Faculty of Science, Engineering and Built Environment
School of Life and Environmental Sciences
Predicting bird colouration from microhabitat use
Participants: Prof John A Endler (PI), Andy T D Bennett
Aims and background: The vast variation among bird species in colouration is well known, but there are almost no studies of its causes except for studies of sexual selection, where single aspects of the colour pattern are related to mating success. However birds are constantly at risk from predation, suggesting that avoiding predation may be an important function of plumage colour patterns. This has not been investigated seriously using modern comparative phylogenetic methods combined with the latest information on bird vision. This project will attempt to predict the colour, sizes, shapes, and luminances of the cryptic (difficult to detect) colour patterns of Australian honeyeaters directly from their microhabitat use, which enables us to estimate the visual background parameters. Parameter matching is a prerequisite for reducing detection by predators. This well-defined monophyletic family (Meliphagidae) is large enough for comparative studies, and also large enough for both within- and among-habitat comparisons as most habitats have many sympatric, although not necessarily syntopic, species.
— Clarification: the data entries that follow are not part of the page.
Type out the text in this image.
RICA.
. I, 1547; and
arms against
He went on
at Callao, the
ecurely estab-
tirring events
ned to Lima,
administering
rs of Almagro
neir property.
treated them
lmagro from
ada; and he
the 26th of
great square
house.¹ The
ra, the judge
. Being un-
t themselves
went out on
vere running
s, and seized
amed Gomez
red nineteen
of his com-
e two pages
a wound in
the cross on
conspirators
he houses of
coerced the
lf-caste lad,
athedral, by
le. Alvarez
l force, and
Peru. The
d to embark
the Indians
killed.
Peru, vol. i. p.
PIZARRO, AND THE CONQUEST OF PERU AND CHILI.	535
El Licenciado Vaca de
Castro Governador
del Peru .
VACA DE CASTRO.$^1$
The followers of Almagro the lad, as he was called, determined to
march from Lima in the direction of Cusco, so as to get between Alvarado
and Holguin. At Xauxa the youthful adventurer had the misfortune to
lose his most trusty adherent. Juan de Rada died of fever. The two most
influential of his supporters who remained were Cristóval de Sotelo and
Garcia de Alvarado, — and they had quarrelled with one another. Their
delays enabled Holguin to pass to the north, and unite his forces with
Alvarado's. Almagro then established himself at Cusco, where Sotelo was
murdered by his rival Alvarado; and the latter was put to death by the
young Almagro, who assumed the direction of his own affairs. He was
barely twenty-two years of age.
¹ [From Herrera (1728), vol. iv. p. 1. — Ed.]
Scientific significance and innovation: Avoiding detection by predators is essential in understanding almost all aspects of a species' biology because it has strong ecological and evolutionary implications. Heretofore there have been no phylogenetic studies of crypsis in any animal group. Moreover there have not been any studies combining estimates of visual contrast via visual physiology and phylogenetic analysis. There have been visual ecology studies of individual species relative to sexual selection and studies of colouration in a purely phylogenetic context, but this will be the first to combine the methods. Honeyeaters are excellent because there are so many species and they are common and easy to observe. This study will combine methods, concepts and mathematical modelling from phylogenetics, comparative biology, visual physiology, visual ecology, avian biology, animal behaviour, behavioural ecology and evolutionary biology.
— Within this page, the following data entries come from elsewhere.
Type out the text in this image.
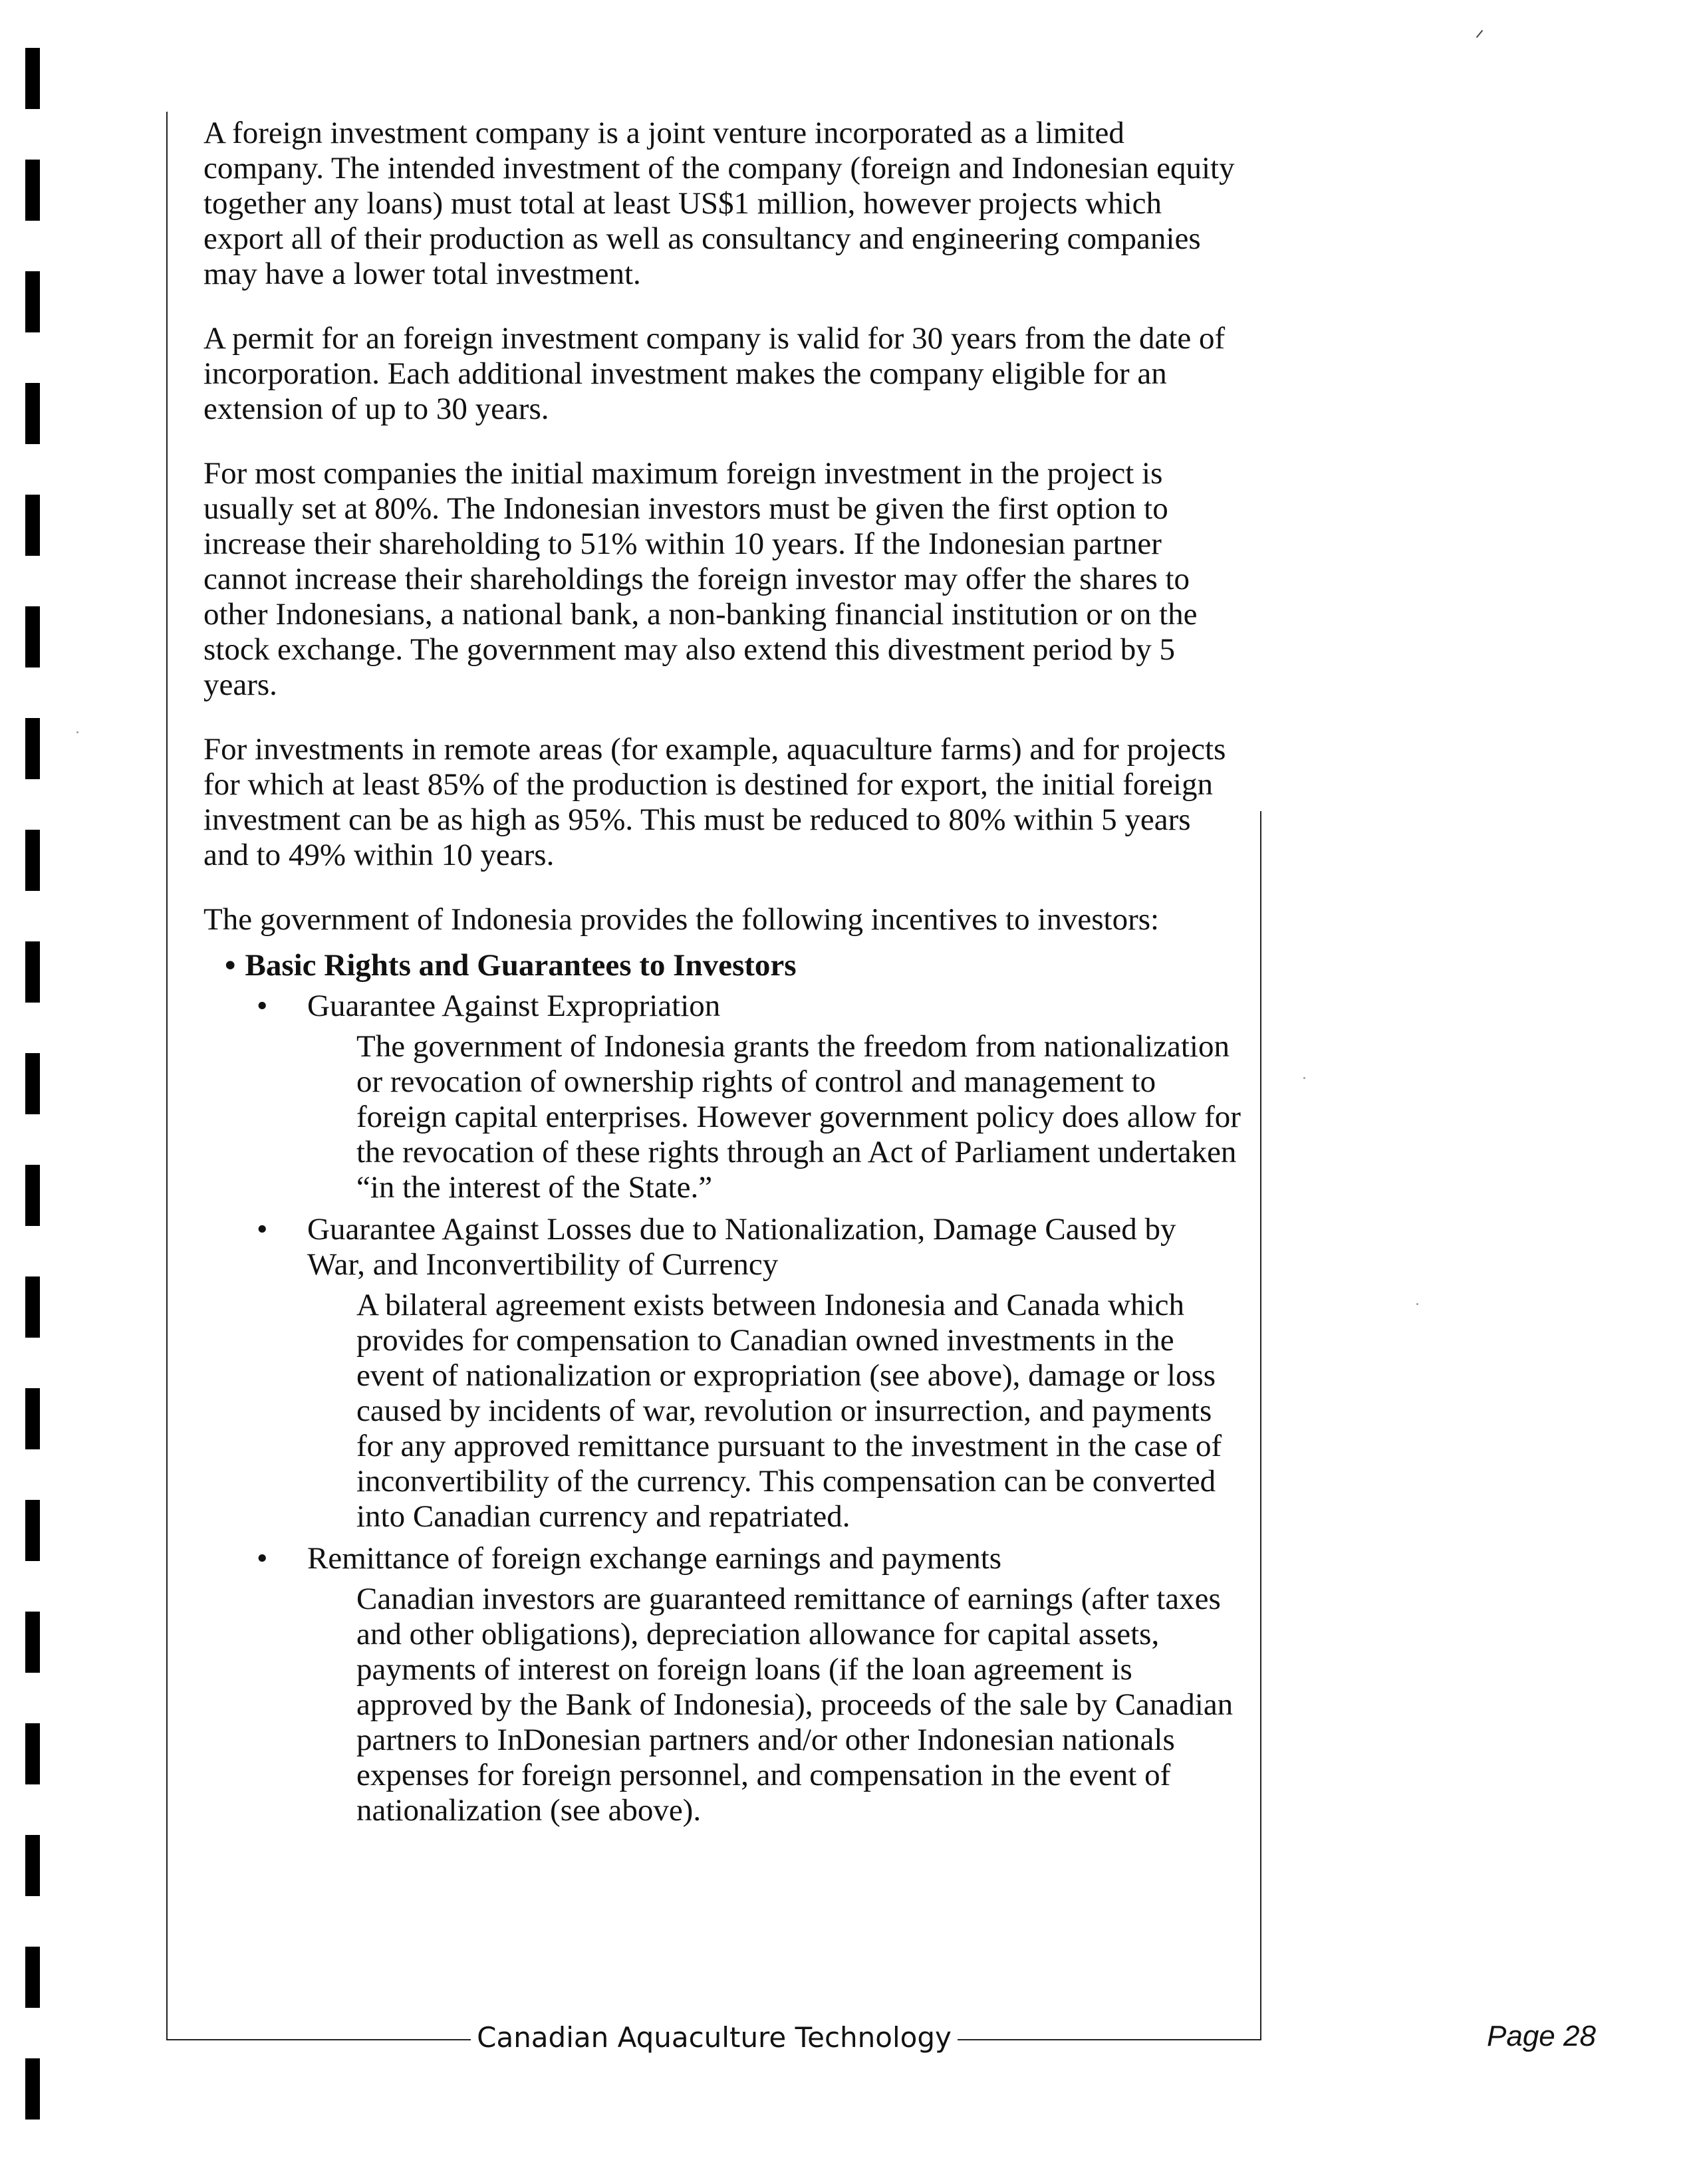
A foreign investment company is a joint venture incorporated as a limited company. The intended investment of the company (foreign and Indonesian equity together any loans) must total at least US$1 million, however projects which export all of their production as well as consultancy and engineering companies may have a lower total investment.

A permit for an foreign investment company is valid for 30 years from the date of incorporation. Each additional investment makes the company eligible for an extension of up to 30 years.

For most companies the initial maximum foreign investment in the project is usually set at 80%. The Indonesian investors must be given the first option to increase their shareholding to 51% within 10 years. If the Indonesian partner cannot increase their shareholdings the foreign investor may offer the shares to other Indonesians, a national bank, a non-banking financial institution or on the stock exchange. The government may also extend this divestment period by 5 years.

For investments in remote areas (for example, aquaculture farms) and for projects for which at least 85% of the production is destined for export, the initial foreign investment can be as high as 95%. This must be reduced to 80% within 5 years and to 49% within 10 years.

The government of Indonesia provides the following incentives to investors:

• Basic Rights and Guarantees to Investors
• Guarantee Against Expropriation
The government of Indonesia grants the freedom from nationalization or revocation of ownership rights of control and management to foreign capital enterprises. However government policy does allow for the revocation of these rights through an Act of Parliament undertaken “in the interest of the State.”
• Guarantee Against Losses due to Nationalization, Damage Caused by War, and Inconvertibility of Currency
A bilateral agreement exists between Indonesia and Canada which provides for compensation to Canadian owned investments in the event of nationalization or expropriation (see above), damage or loss caused by incidents of war, revolution or insurrection, and payments for any approved remittance pursuant to the investment in the case of inconvertibility of the currency. This compensation can be converted into Canadian currency and repatriated.
• Remittance of foreign exchange earnings and payments
Canadian investors are guaranteed remittance of earnings (after taxes and other obligations), depreciation allowance for capital assets, payments of interest on foreign loans (if the loan agreement is approved by the Bank of Indonesia), proceeds of the sale by Canadian partners to InDonesian partners and/or other Indonesian nationals expenses for foreign personnel, and compensation in the event of nationalization (see above).
Canadian Aquaculture Technology	Page 28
Potential national benefit and strategic alignment with the aims of the CIE: This project falls under the National Research Priority of "An Environmentally Sustainable Australia" and within that the priority goal "Responding to climate change and variability and Sustainable use of Australia's biodiversity." Understanding the causes of diversity of colour patterns, which influence so many aspects of an individual's life (survival and reproduction) also helps us to understand the generation and maintenance of biodiversity. Climatic change causes predictable changes in the proportions of some microhabitats and affects all habitats' visual appearance, generating predictable changes in fitness related to colour patterns. Thus we may be able to make predictions about which species are most likely to be at risk given their microhabitat preferences and colour pattern parameters. The putative integrative nature of this project is central to the aims of the CIE, combining ecology, evolution, and physiology.